A new study titled “PRMT1-mediated methylation of the EGF receptor regulates signalling and cetuximab response” may help explain why the human body sometimes becomes resistant to therapy with Cetuximab (Erbitux®), a monoclonal antibody therapy that inhibits the epidermal growth factor receptor (EGFR), a key therapy used in the treatment of metastatic colorectal cancer. When individuals become resistant to therapy, the cancer can recur, reducing patients’ overall survival rate. The study was conducted by a team of researchers from The University of Texas MD Anderson Cancer Center, and was recently published in the Journal of Clinical Investigation.

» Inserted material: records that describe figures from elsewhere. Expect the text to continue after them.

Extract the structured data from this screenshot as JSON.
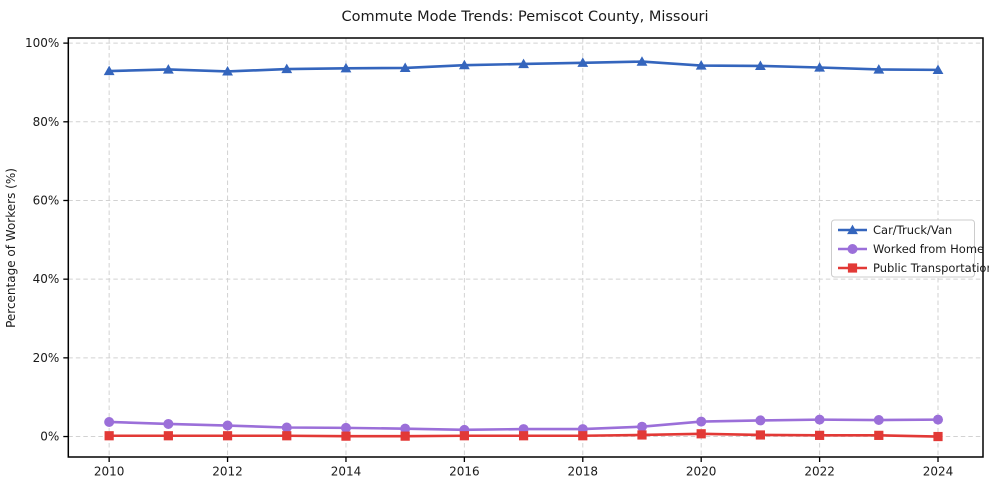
{
  "title": "Commute Mode Trends: Pemiscot County, Missouri",
  "ylabel": "Percentage of Workers (%)",
  "colors": {
    "car": "#3465bd",
    "home": "#9b6fd9",
    "transit": "#e23936",
    "grid": "#d2d2d2",
    "spine": "#000000",
    "legend_border": "#cccccc",
    "background": "#ffffff"
  },
  "chart_data": {
    "type": "line",
    "title": "Commute Mode Trends: Pemiscot County, Missouri",
    "xlabel": "",
    "ylabel": "Percentage of Workers (%)",
    "x": [
      2010,
      2011,
      2012,
      2013,
      2014,
      2015,
      2016,
      2017,
      2018,
      2019,
      2020,
      2021,
      2022,
      2023,
      2024
    ],
    "series": [
      {
        "name": "Car/Truck/Van",
        "color": "#3465bd",
        "marker": "triangle",
        "values": [
          92.9,
          93.3,
          92.8,
          93.4,
          93.6,
          93.7,
          94.4,
          94.7,
          95.0,
          95.3,
          94.3,
          94.2,
          93.8,
          93.3,
          93.2
        ]
      },
      {
        "name": "Worked from Home",
        "color": "#9b6fd9",
        "marker": "circle",
        "values": [
          3.7,
          3.2,
          2.8,
          2.3,
          2.2,
          2.0,
          1.7,
          1.9,
          1.9,
          2.5,
          3.8,
          4.1,
          4.3,
          4.2,
          4.3
        ]
      },
      {
        "name": "Public Transportation",
        "color": "#e23936",
        "marker": "square",
        "values": [
          0.2,
          0.2,
          0.2,
          0.2,
          0.1,
          0.1,
          0.2,
          0.2,
          0.2,
          0.4,
          0.7,
          0.4,
          0.3,
          0.3,
          0.0
        ]
      }
    ],
    "xlim": [
      2009.31,
      2024.76
    ],
    "ylim": [
      -5.2,
      101.3
    ],
    "xticks": {
      "values": [
        2010,
        2012,
        2014,
        2016,
        2018,
        2020,
        2022,
        2024
      ],
      "labels": [
        "2010",
        "2012",
        "2014",
        "2016",
        "2018",
        "2020",
        "2022",
        "2024"
      ]
    },
    "yticks": {
      "values": [
        0,
        20,
        40,
        60,
        80,
        100
      ],
      "labels": [
        "0%",
        "20%",
        "40%",
        "60%",
        "80%",
        "100%"
      ]
    },
    "grid": true,
    "legend_position": "center-right"
  }
}
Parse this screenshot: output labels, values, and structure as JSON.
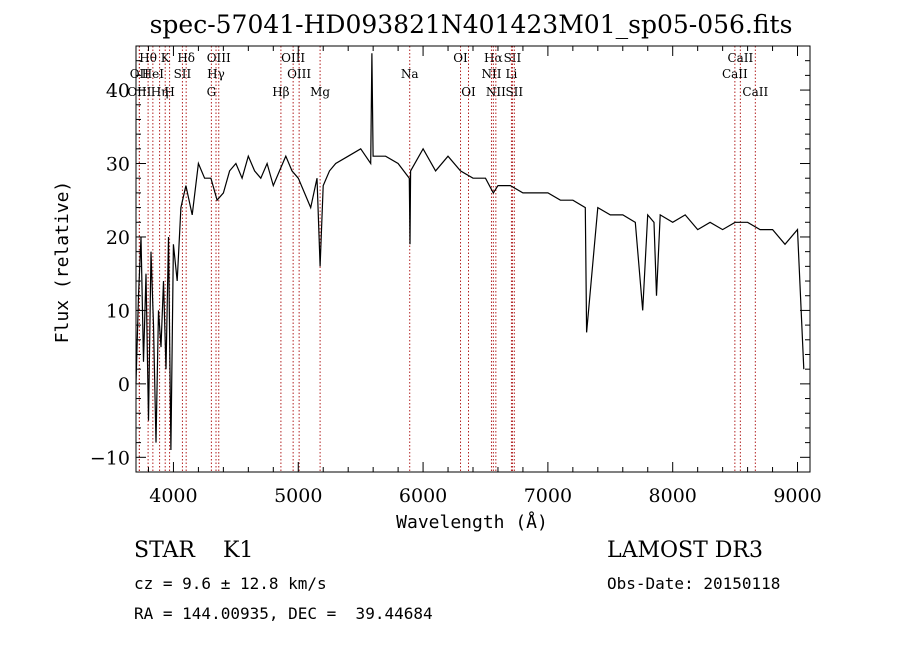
{
  "chart_data": {
    "type": "line",
    "title": "spec-57041-HD093821N401423M01_sp05-056.fits",
    "xlabel": "Wavelength (Å)",
    "ylabel": "Flux (relative)",
    "xlim": [
      3700,
      9100
    ],
    "ylim": [
      -12,
      46
    ],
    "x_ticks": [
      4000,
      5000,
      6000,
      7000,
      8000,
      9000
    ],
    "x_tick_labels": [
      "4000",
      "5000",
      "6000",
      "7000",
      "8000",
      "9000"
    ],
    "y_ticks": [
      -10,
      0,
      10,
      20,
      30,
      40
    ],
    "y_tick_labels": [
      "−10",
      "0",
      "10",
      "20",
      "30",
      "40"
    ],
    "grid": false,
    "series": [
      {
        "x": [
          3700,
          3720,
          3740,
          3760,
          3780,
          3800,
          3820,
          3840,
          3860,
          3880,
          3900,
          3920,
          3940,
          3960,
          3980,
          4000,
          4030,
          4060,
          4100,
          4150,
          4200,
          4250,
          4300,
          4350,
          4400,
          4450,
          4500,
          4550,
          4600,
          4650,
          4700,
          4750,
          4800,
          4850,
          4900,
          4950,
          5000,
          5050,
          5100,
          5150,
          5175,
          5200,
          5250,
          5300,
          5400,
          5500,
          5580,
          5590,
          5600,
          5700,
          5800,
          5890,
          5895,
          5900,
          6000,
          6100,
          6200,
          6300,
          6400,
          6500,
          6563,
          6600,
          6700,
          6800,
          6900,
          7000,
          7100,
          7200,
          7300,
          7310,
          7400,
          7500,
          7600,
          7700,
          7760,
          7800,
          7850,
          7870,
          7900,
          8000,
          8100,
          8200,
          8300,
          8400,
          8500,
          8600,
          8700,
          8800,
          8900,
          9000,
          9050
        ],
        "y": [
          0,
          12,
          20,
          3,
          15,
          -5,
          18,
          8,
          -8,
          10,
          5,
          14,
          2,
          20,
          -9,
          19,
          14,
          24,
          27,
          23,
          30,
          28,
          28,
          25,
          26,
          29,
          30,
          28,
          31,
          29,
          28,
          30,
          27,
          29,
          31,
          29,
          28,
          26,
          24,
          28,
          16,
          27,
          29,
          30,
          31,
          32,
          30,
          45,
          31,
          31,
          30,
          28,
          19,
          29,
          32,
          29,
          31,
          29,
          28,
          28,
          26,
          27,
          27,
          26,
          26,
          26,
          25,
          25,
          24,
          7,
          24,
          23,
          23,
          22,
          10,
          23,
          22,
          12,
          23,
          22,
          23,
          21,
          22,
          21,
          22,
          22,
          21,
          21,
          19,
          21,
          2
        ],
        "color": "#000000"
      }
    ],
    "line_markers": [
      {
        "label": "Hθ",
        "x": 3797,
        "row": 1
      },
      {
        "label": "OII",
        "x": 3727,
        "row": 2
      },
      {
        "label": "OIII",
        "x": 3727,
        "row": 3
      },
      {
        "label": "HeI",
        "x": 3835,
        "row": 2
      },
      {
        "label": "Hη",
        "x": 3889,
        "row": 3
      },
      {
        "label": "K",
        "x": 3934,
        "row": 1
      },
      {
        "label": "H",
        "x": 3969,
        "row": 3
      },
      {
        "label": "SII",
        "x": 4072,
        "row": 2
      },
      {
        "label": "Hδ",
        "x": 4102,
        "row": 1
      },
      {
        "label": "OIII",
        "x": 4363,
        "row": 1
      },
      {
        "label": "Hγ",
        "x": 4341,
        "row": 2
      },
      {
        "label": "G",
        "x": 4304,
        "row": 3
      },
      {
        "label": "OIII",
        "x": 4959,
        "row": 1
      },
      {
        "label": "OIII",
        "x": 5007,
        "row": 2
      },
      {
        "label": "Hβ",
        "x": 4861,
        "row": 3
      },
      {
        "label": "Mg",
        "x": 5175,
        "row": 3
      },
      {
        "label": "Na",
        "x": 5893,
        "row": 2
      },
      {
        "label": "OI",
        "x": 6300,
        "row": 1
      },
      {
        "label": "OI",
        "x": 6364,
        "row": 3
      },
      {
        "label": "Hα",
        "x": 6563,
        "row": 1
      },
      {
        "label": "SII",
        "x": 6716,
        "row": 1
      },
      {
        "label": "NII",
        "x": 6548,
        "row": 2
      },
      {
        "label": "Li",
        "x": 6708,
        "row": 2
      },
      {
        "label": "NII",
        "x": 6583,
        "row": 3
      },
      {
        "label": "SII",
        "x": 6731,
        "row": 3
      },
      {
        "label": "CaII",
        "x": 8542,
        "row": 1
      },
      {
        "label": "CaII",
        "x": 8498,
        "row": 2
      },
      {
        "label": "CaII",
        "x": 8662,
        "row": 3
      }
    ]
  },
  "info": {
    "class": "STAR    K1",
    "survey": "LAMOST DR3",
    "cz": "cz = 9.6 ± 12.8 km/s",
    "obs_date": "Obs-Date: 20150118",
    "radec": "RA = 144.00935, DEC =  39.44684"
  }
}
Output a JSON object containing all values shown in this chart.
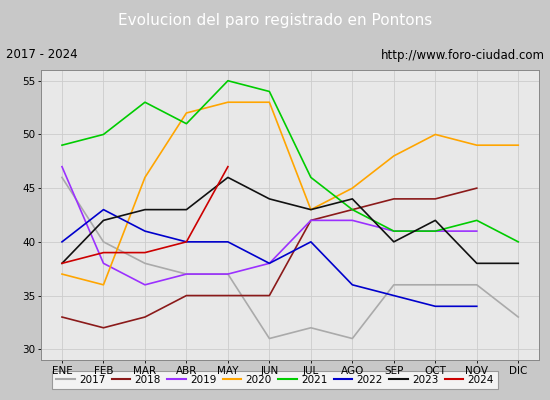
{
  "title": "Evolucion del paro registrado en Pontons",
  "subtitle_left": "2017 - 2024",
  "subtitle_right": "http://www.foro-ciudad.com",
  "title_bg": "#4a8fc0",
  "title_color": "white",
  "subtitle_bg": "#e8e8e8",
  "subtitle_color": "black",
  "months": [
    "ENE",
    "FEB",
    "MAR",
    "ABR",
    "MAY",
    "JUN",
    "JUL",
    "AGO",
    "SEP",
    "OCT",
    "NOV",
    "DIC"
  ],
  "ylim": [
    29,
    56
  ],
  "yticks": [
    30,
    35,
    40,
    45,
    50,
    55
  ],
  "series": {
    "2017": {
      "color": "#aaaaaa",
      "data": [
        46,
        40,
        38,
        37,
        37,
        31,
        32,
        31,
        36,
        36,
        36,
        33
      ]
    },
    "2018": {
      "color": "#8b1a1a",
      "data": [
        33,
        32,
        33,
        35,
        35,
        35,
        42,
        43,
        44,
        44,
        45,
        null
      ]
    },
    "2019": {
      "color": "#9b30ff",
      "data": [
        47,
        38,
        36,
        37,
        37,
        38,
        42,
        42,
        41,
        41,
        41,
        null
      ]
    },
    "2020": {
      "color": "#ffa500",
      "data": [
        37,
        36,
        46,
        52,
        53,
        53,
        43,
        45,
        48,
        50,
        49,
        49
      ]
    },
    "2021": {
      "color": "#00cc00",
      "data": [
        49,
        50,
        53,
        51,
        55,
        54,
        46,
        43,
        41,
        41,
        42,
        40
      ]
    },
    "2022": {
      "color": "#0000cc",
      "data": [
        40,
        43,
        41,
        40,
        40,
        38,
        40,
        36,
        35,
        34,
        34,
        null
      ]
    },
    "2023": {
      "color": "#111111",
      "data": [
        38,
        42,
        43,
        43,
        46,
        44,
        43,
        44,
        40,
        42,
        38,
        38
      ]
    },
    "2024": {
      "color": "#cc0000",
      "data": [
        38,
        39,
        39,
        40,
        47,
        null,
        null,
        null,
        null,
        null,
        null,
        null
      ]
    }
  },
  "legend_order": [
    "2017",
    "2018",
    "2019",
    "2020",
    "2021",
    "2022",
    "2023",
    "2024"
  ],
  "grid_color": "#cccccc",
  "plot_bg": "#e8e8e8",
  "fig_bg": "#c8c8c8"
}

The study provides new insights into how fundamental proteins called EGFRs are regulated, leading to cancer treatment resistance. EGFR is the cell-surface receptor for members of the epidermal growth factor family (EGF-family) of extracellular protein ligands.
“Our study investigated the role of extracellular methylation in EGFR signaling, and unexpectedly discovered new information about how EGFR renders cancer cells resistant to cetuximab antibody therapy,” said Mien Chie Hung, Ph.D., chair of Molecular and Cellular Oncology and study’s senior author, in a recent news release.
Methylation is a process through which proteins are chemically modified by the addition of a methyl group, and it can alter a protein’s function. When EGFR is abnormally expressed, it can cause cellular alterations including runaway cell growth, reduced cell death, the formation of tumours and metastasis. Interestingly, in the study, the research team found that the expression of methylation-defective EGFR reduced tumor growth in mice.
“More importantly, we showed that increased methylation of EGFR resulted in resistance to cetuximab mediated cancer cell growth,” explained Dr. Hung. “This correlated with poorer clinical outcomes observed in colorectal cancer patients and higher recurrence rates following cetuximab treatment.”
The results from the study revealed that methylation of EGFR was mediated by a protein called PRMT1 that is involved in a variety of processes, including gene transcription, DNA repair, and signal transduction.
“EGFR methylation sustained signaling activity and cell proliferation even in the presence of cetuximab,” said Dr. Hung. “This data suggests that this specific methylation plays an important role in regulating EGFR functionality and resistance to cetuximab treatment.”